Pursuant to Standing Order 32(1), papers deposited with the Clerk of the House were laid upon the Table as follows:

— by Ms. Chagger (Leader of the Government in the House of Commons) — Orders in Council approving certain appointments made by the Governor General in Council, pursuant to Standing Order 110(1), as follows:
— P.C. 2019-443, P.C. 2019-455, P.C. 2019-456 and P.C. 2019-473. — Sessional Paper No. 8540-421-3-50. (Pursuant to Standing Order 32(6), referred to the Standing Committee on Canadian Heritage)
— P.C. 2019-435, P.C. 2019-436, P.C. 2019-437, P.C. 2019-438, P.C. 2019-439, P.C. 2019-440, P.C. 2019-441, P.C. 2019-442, P.C. 2019-467, P.C. 2019-468 and P.C. 2019-469. — Sessional Paper No. 8540-421-14-26. (Pursuant to Standing Order 32(6), referred to the Standing Committee on Citizenship and Immigration)
— P.C. 2019-453 and P.C. 2019-454. — Sessional Paper No. 8540-421-9-33. (Pursuant to Standing Order 32(6), referred to the Standing Committee on Finance)
— P.C. 2019-462, P.C. 2019-463 and P.C. 2019-464. — Sessional Paper No. 8540-421-8-16. (Pursuant to Standing Order 32(6), referred to the Standing Committee on Foreign Affairs and International Development)
— P.C. 2019-471, P.C. 2019-472 and P.C. 2019-509. — Sessional Paper No. 8540-421-4-38. (Pursuant to Standing Order 32(6), referred to the Standing Committee on Government Operations and Estimates)
— P.C. 2019-460 and P.C. 2019-461. — Sessional Paper No. 8540-421-16-34. (Pursuant to Standing Order 32(6), referred to the Standing Committee on Human Resources, Skills and Social Development and the Status of Persons with Disabilities)
— P.C. 2019-445 and P.C. 2019-446. — Sessional Paper No. 8540-421-1-30. (Pursuant to Standing Order 32(6), referred to the Standing Committee on Indigenous and Northern Affairs)
— P.C. 2019-507 and P.C. 2019-508. — Sessional Paper No. 8540-421-28-10. (Pursuant to Standing Order 32(6), referred to the Standing Committee on International Trade)
— P.C. 2019-499, P.C. 2019-500, P.C. 2019-501, P.C. 2019-502, P.C. 2019-503, P.C. 2019-504, P.C. 2019-505 and P.C. 2019-506. — Sessional Paper No. 8540-421-13-19. (Pursuant to Standing Order 32(6), referred to the Standing Committee on Justice and Human Rights)
— P.C. 2019-457 and P.C. 2019-458. — Sessional Paper No. 8540-421-17-20. (Pursuant to Standing Order 32(6), referred to the Standing Committee on National Defence)
— P.C. 2019-478. — Sessional Paper No. 8540-421-5-14. (Pursuant to Standing Order 32(6), referred to the Standing Committee on Procedure and House Affairs)
— P.C. 2019-433 and P.C. 2019-434. — Sessional Paper No. 8540-421-30-36. (Pursuant to Standing Order 32(6), referred to the Standing Committee on Public Safety and National Security)
— P.C. 2019-447, P.C. 2019-448, P.C. 2019-449, P.C. 2019-450, P.C. 2019-451, P.C. 2019-452, P.C. 2019-459, P.C. 2019-465, P.C. 2019-466 and P.C. 2019-495. — Sessional Paper No. 8540-421-24-45. (Pursuant to Standing Order 32(6), referred to the Standing Committee on Transport, Infrastructure and Communities)
— P.C. 2019-470. — Sessional Paper No. 8540-421-32-08. (Pursuant to Standing Order 32(6), referred to the Standing Committee on Veterans Affairs)
— by Mr.
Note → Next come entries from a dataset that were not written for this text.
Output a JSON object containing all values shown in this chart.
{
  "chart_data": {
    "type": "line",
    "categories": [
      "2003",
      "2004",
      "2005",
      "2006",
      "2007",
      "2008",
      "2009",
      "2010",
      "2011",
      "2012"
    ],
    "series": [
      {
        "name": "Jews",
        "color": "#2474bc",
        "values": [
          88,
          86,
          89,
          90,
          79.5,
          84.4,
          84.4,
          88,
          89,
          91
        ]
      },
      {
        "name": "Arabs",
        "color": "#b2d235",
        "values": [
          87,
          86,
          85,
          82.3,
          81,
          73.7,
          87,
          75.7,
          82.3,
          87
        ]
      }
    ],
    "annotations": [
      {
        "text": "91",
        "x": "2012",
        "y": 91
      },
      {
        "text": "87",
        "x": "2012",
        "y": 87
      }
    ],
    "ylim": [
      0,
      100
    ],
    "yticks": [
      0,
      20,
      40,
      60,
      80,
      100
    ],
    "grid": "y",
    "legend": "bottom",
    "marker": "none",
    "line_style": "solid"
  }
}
Duclos (Minister of Families, Children and Social Development) and Ms. Hajdu (Minister of Employment, Workforce Development and Labour) — Response of the government, pursuant to Standing Order 109, to the 14th Report of the Standing Committee on Human Resources, Skills and Social Development and the Status of Persons with Disabilities, "Supporting Families After the Loss of a Child" (Sessional Paper No. 8510-421-513), presented to the House on Thursday, February 7, 2019. — Sessional Paper No. 8512-421-513.
Adjournment

At 2:30 p.m., the Assistant Deputy Speaker adjourned the House until Monday at 11:00 a.m., pursuant to Standing Order 24(1).